Déficit de naturaleza: los niños ganan mucho al salir al aire libre

Cody Nelson-MPR

Las pantallas, las tareas y la vida altamente estructurada están cambiando la niñez de una manera tan significativa que los científicos y defensores han dado al fenómeno un nombre: trastorno por déficit de naturaleza.

“Los niños de hoy en día se han acostumbrado a estar encerrados a causa de la tecnología, y sabemos que esto tiene consecuencias negativas para la salud física de los niños, su salud mental, y su bienestar general”, dijo Laura Mylan del Children and Nature Network.

El trastorno por déficit de naturaleza no es un diagnóstico médico. Más bien, es un término para describir a las personas, en especial la pasada generación de niños, que están pasando menos tiempo afuera y carecen de una conexión con la naturaleza.

Si bien la palabra “déficit” implica negatividad, las personas que estudian el trastorno por déficit de naturaleza ven una gran oportunidad para afectar el problema con la falta de tiempo al aire libre.

Los expertos dicen que lograr que los niños participen más con la naturaleza tiene el potencial de mejorar su salud física y mental, apoyar un desarrollo saludable y mejorar académicamente. Además, el pasar tiempo en el exterior puede ayudar a que se conviertan en buenos administradores del medioambiente.

Receta de naturaleza

El campo de investigaciones sobre los beneficios que tiene para la salud el pasar tiempo al aire libre está en aumento.

“Hay numerosos estudios hoy día que demuestran que reduce la ansiedad, reduce el estrés, en realidad disminuye el ritmo cardíaco y la presión arterial”, dijo Mylan.

Entre sus hallazgos: el tiempo que pase al aire libre puede reducir la miopía y aumentar los niveles de vitamina D. Más actividad física bajo la luz solar puede reducir el riesgo de obesidad, así como el estrés, el enojo y los niveles de agresión.
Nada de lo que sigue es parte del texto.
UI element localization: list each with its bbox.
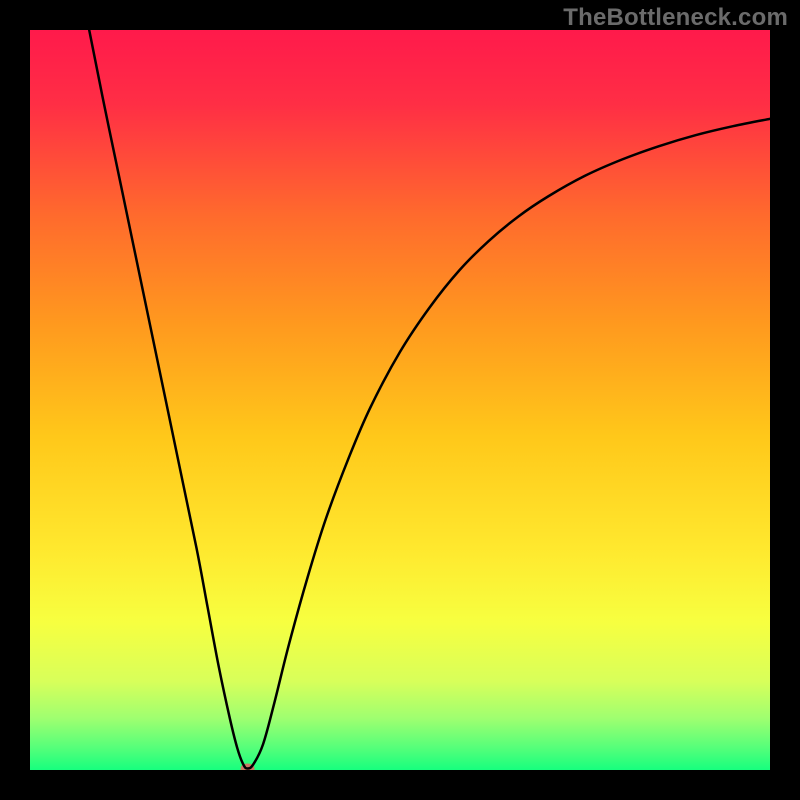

Algunos médicos incluso le prescriben naturaleza a sus pacientes para ayudar a tratar enfermedades crónicas.

El Children and Nature Network encontró que pueden beneficiarse académicamente al pasar tiempo afuera también. Incluye un mejor rendimiento en el aula, mejor enfoque y atención, disminución de los síntomas de TDAH y más deseo de aprender.

Mylan dijo que las actividades al aire libre tienen el mayor impacto en niños que crecen en las comunidades “más estresadas” con poco acceso a áreas naturales. Son los que más se benefician cuando consiguen pasar tiempo afuera.

Crear tiempo para jugar

Es fundamental que los padres encuentren tiempo dentro de sus horarios para que los niños vayan afuera y simplemente jueguen, sin estructura, dijo Mylan.

“La clave es que el tiempo no estructurado para levantar una roca y descubrir, ‘ Oh wow, Cool, gusanos ‘”, dijo.

Las edades de 3 a 6 años es cuando los niños suelen ser más curiosos, dijo Rebecca Meyer, una educadora en el centro de extensión para el desarrollo juvenil de la Universidad de Minnesota.

“Somos muy curiosos cuando somos jóvenes… hay un gran sentimiento innato de asombro y curiosidad “, dijo. “Y a medida que envejecemos tenemos menos curiosidad o hay más cosas tomando nuestro tiempo que nos impiden tener esa misma curiosidad.”

Gran parte del trabajo de Meyer se enfoca en poner a los niños en la naturaleza y estimular su curiosidad mientras practican la ciencia ciudadana. Además de los beneficios para la salud, estar inmerso en la naturaleza impacta cómo los niños ven los recursos mientras crecen, dijo Meyer.

“Cuando los jóvenes estén familiarizados y estén conectados con esos recursos naturales, hay una mayor probabilidad de que se conviertan en los futuros administradores de esos recursos.